1x1 der Wirtschaft

Arbeitszeit: sie muss kürzer werden, nicht länger

Daniel Lampart

In jüngerer Zeit sind die Arbeitnehmenden und die Arbeitsbedingungen immer wieder politischen Angriffen ausgesetzt. Mit ­Parlamentsvorstössen versuchen die Arbeitgeberkreise, die Erholungs- und Ruhezeiten im Arbeitsgesetz zu verkürzen. Sie wollen Nacht- und Sonntagsarbeit ausweiten – neuerdings auch mit dem Vorwand der Energiemangellage.

ZUNEHMENDER DRUCK. Tatsächlich müsste es aber in die Gegenrichtung gehen. Denn die Lage der Arbeitnehmenden gibt immer mehr Anlass zur Sorge. Das geben selbst die Arbeitgeber zu. Knapp 30 Prozent der Schweizer Firmen sagten im Rahmen der Esener-Umfrage, dass bei ihnen lange und irreguläre Arbeitszeiten ein Gesundheitsrisiko seien. Tendenz steigend. Und rund 60 Prozent der Firmen machen sich Sorgen über den Zeitdruck bei ihren Mitarbeitenden. Viele Berufstätige reduzieren deswegen nämlich ihr Arbeitspensum – sofern sie es sich finanziell leisten können. Ein anderer, wichtiger Grund für Teilzeitarbeit sind Kinder oder andere Betreuungspflichten. Eine Vollzeitstelle zu haben ist in der Schweiz für viele Berufstätige mit Betreuungsaufgaben schlicht nicht möglich angesichts der hohen Arbeitszeiten und der ungenügenden finan­ziellen Unterstützung von Kita-Plätzen.

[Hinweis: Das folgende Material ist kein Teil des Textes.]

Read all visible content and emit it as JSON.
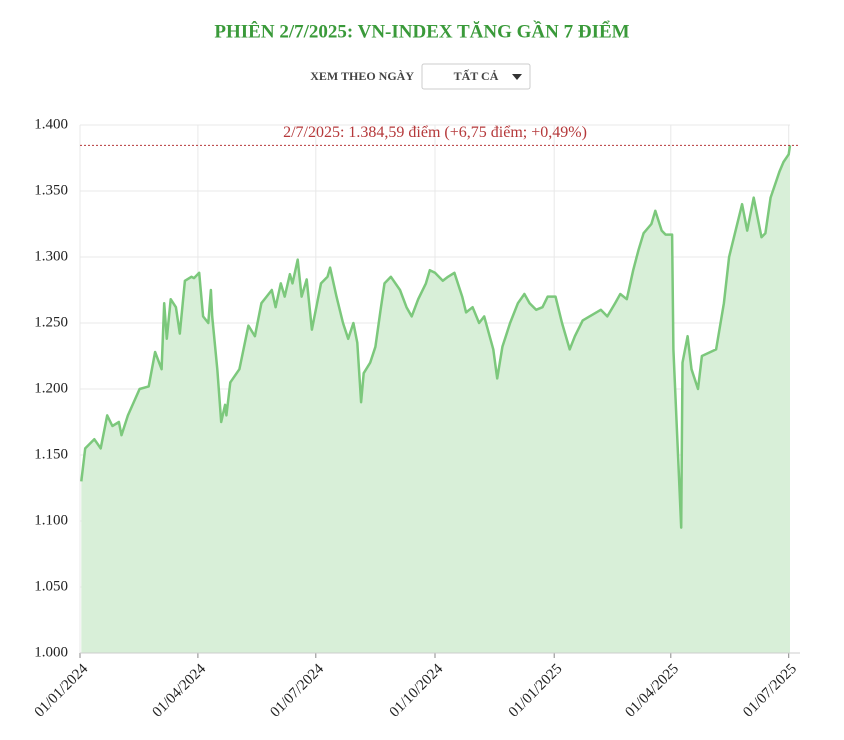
{
  "title": "PHIÊN 2/7/2025: VN-INDEX TĂNG GẦN 7 ĐIỂM",
  "controls": {
    "label": "XEM THEO NGÀY",
    "select": "TẤT CẢ"
  },
  "chart_data": {
    "type": "area",
    "annotation": "2/7/2025: 1.384,59 điểm (+6,75 điểm; +0,49%)",
    "color": "#7cc87c",
    "fill_color": "#d8efd8",
    "annotation_color": "#b5383a",
    "grid": true,
    "xlim": [
      "2024-01-01",
      "2025-07-02"
    ],
    "xticks": [
      {
        "value": "2024-01-01",
        "label": "01/01/2024"
      },
      {
        "value": "2024-04-01",
        "label": "01/04/2024"
      },
      {
        "value": "2024-07-01",
        "label": "01/07/2024"
      },
      {
        "value": "2024-10-01",
        "label": "01/10/2024"
      },
      {
        "value": "2025-01-01",
        "label": "01/01/2025"
      },
      {
        "value": "2025-04-01",
        "label": "01/04/2025"
      },
      {
        "value": "2025-07-01",
        "label": "01/07/2025"
      }
    ],
    "ylim": [
      1000,
      1400
    ],
    "yticks": [
      {
        "value": 1000,
        "label": "1.000"
      },
      {
        "value": 1050,
        "label": "1.050"
      },
      {
        "value": 1100,
        "label": "1.100"
      },
      {
        "value": 1150,
        "label": "1.150"
      },
      {
        "value": 1200,
        "label": "1.200"
      },
      {
        "value": 1250,
        "label": "1.250"
      },
      {
        "value": 1300,
        "label": "1.300"
      },
      {
        "value": 1350,
        "label": "1.350"
      },
      {
        "value": 1400,
        "label": "1.400"
      }
    ],
    "x": [
      "2024-01-02",
      "2024-01-05",
      "2024-01-12",
      "2024-01-17",
      "2024-01-22",
      "2024-01-26",
      "2024-01-31",
      "2024-02-02",
      "2024-02-07",
      "2024-02-16",
      "2024-02-23",
      "2024-02-28",
      "2024-03-04",
      "2024-03-06",
      "2024-03-08",
      "2024-03-11",
      "2024-03-15",
      "2024-03-18",
      "2024-03-22",
      "2024-03-27",
      "2024-03-29",
      "2024-04-02",
      "2024-04-05",
      "2024-04-09",
      "2024-04-11",
      "2024-04-12",
      "2024-04-16",
      "2024-04-19",
      "2024-04-22",
      "2024-04-23",
      "2024-04-26",
      "2024-05-03",
      "2024-05-10",
      "2024-05-15",
      "2024-05-20",
      "2024-05-24",
      "2024-05-28",
      "2024-05-31",
      "2024-06-04",
      "2024-06-07",
      "2024-06-11",
      "2024-06-13",
      "2024-06-17",
      "2024-06-20",
      "2024-06-24",
      "2024-06-28",
      "2024-07-02",
      "2024-07-05",
      "2024-07-10",
      "2024-07-12",
      "2024-07-17",
      "2024-07-22",
      "2024-07-26",
      "2024-07-30",
      "2024-08-02",
      "2024-08-05",
      "2024-08-07",
      "2024-08-12",
      "2024-08-16",
      "2024-08-20",
      "2024-08-23",
      "2024-08-28",
      "2024-09-04",
      "2024-09-09",
      "2024-09-13",
      "2024-09-18",
      "2024-09-24",
      "2024-09-27",
      "2024-10-01",
      "2024-10-07",
      "2024-10-11",
      "2024-10-16",
      "2024-10-22",
      "2024-10-25",
      "2024-10-30",
      "2024-11-04",
      "2024-11-08",
      "2024-11-15",
      "2024-11-18",
      "2024-11-22",
      "2024-11-28",
      "2024-12-04",
      "2024-12-09",
      "2024-12-13",
      "2024-12-18",
      "2024-12-23",
      "2024-12-27",
      "2025-01-02",
      "2025-01-07",
      "2025-01-13",
      "2025-01-17",
      "2025-01-23",
      "2025-02-06",
      "2025-02-11",
      "2025-02-17",
      "2025-02-21",
      "2025-02-26",
      "2025-03-03",
      "2025-03-07",
      "2025-03-11",
      "2025-03-17",
      "2025-03-20",
      "2025-03-25",
      "2025-03-28",
      "2025-04-02",
      "2025-04-03",
      "2025-04-09",
      "2025-04-10",
      "2025-04-14",
      "2025-04-17",
      "2025-04-22",
      "2025-04-25",
      "2025-05-06",
      "2025-05-12",
      "2025-05-16",
      "2025-05-21",
      "2025-05-26",
      "2025-05-30",
      "2025-06-04",
      "2025-06-10",
      "2025-06-13",
      "2025-06-17",
      "2025-06-24",
      "2025-06-27",
      "2025-07-01",
      "2025-07-02"
    ],
    "values": [
      1130,
      1155,
      1162,
      1155,
      1180,
      1172,
      1175,
      1165,
      1180,
      1200,
      1202,
      1228,
      1215,
      1265,
      1238,
      1268,
      1262,
      1242,
      1282,
      1285,
      1284,
      1288,
      1255,
      1250,
      1275,
      1255,
      1215,
      1175,
      1188,
      1180,
      1205,
      1215,
      1248,
      1240,
      1265,
      1270,
      1275,
      1262,
      1280,
      1270,
      1287,
      1280,
      1298,
      1270,
      1283,
      1245,
      1265,
      1280,
      1285,
      1292,
      1270,
      1250,
      1238,
      1250,
      1235,
      1190,
      1212,
      1220,
      1232,
      1260,
      1280,
      1285,
      1275,
      1262,
      1255,
      1268,
      1280,
      1290,
      1288,
      1282,
      1285,
      1288,
      1270,
      1258,
      1262,
      1250,
      1255,
      1230,
      1208,
      1232,
      1250,
      1265,
      1272,
      1265,
      1260,
      1262,
      1270,
      1270,
      1250,
      1230,
      1240,
      1252,
      1260,
      1255,
      1265,
      1272,
      1268,
      1290,
      1305,
      1318,
      1325,
      1335,
      1320,
      1317,
      1317,
      1230,
      1095,
      1220,
      1240,
      1215,
      1200,
      1225,
      1230,
      1265,
      1300,
      1320,
      1340,
      1320,
      1345,
      1315,
      1318,
      1345,
      1365,
      1372,
      1377.84,
      1384.59
    ]
  }
}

UNFREIWILLIGE TEILZEIT. In den letzten 30 Jahren haben sich die Arbeitgeber kaum mehr an der Arbeitszeitverkürzung beteiligt. Bis 1990 reduzierten sie die betriebsübliche Arbeitszeit alle zehn Jahre um eine bis zwei Stunden – und zwar bei gleichem Lohn. Seither müssen die Arbeitenden die Arbeitszeitverkürzungen selber bezahlen – mit Teilzeit und weniger Lohn. Von 1991 bis 2020 ist die Teilzeitarbeit von 25 auf 37 Prozent gestiegen. Bei den Männern hat sich der Anteil sogar verdoppelt. Arbeitgeberkreise argumentieren, dass die Verkürzung der Erholungs- und Ruhezeiten im ­Arbeitsgesetz – oder anders gesagt: die Verlängerung der Arbeitszeiten – die Vereinbarkeit von Beruf und Familie erleichtern würde. Indem Eltern beispielsweise nach einem strengen Tag erneut am Computer arbeiten, wenn die Kinder endlich im Bett sind. Eine ziemlich weltfremde Vorstellung angesichts der strengen 70-Stunden-Wochen, die Eltern von Kindern bis zu 14 Jahren heute leisten. Die meisten Eltern sind froh, wenn sie endlich einmal eine Stunde für sich haben.

Daniel Lampart ist Chefökonom des Schweizerischen Gewerkschaftsbunds (SGB).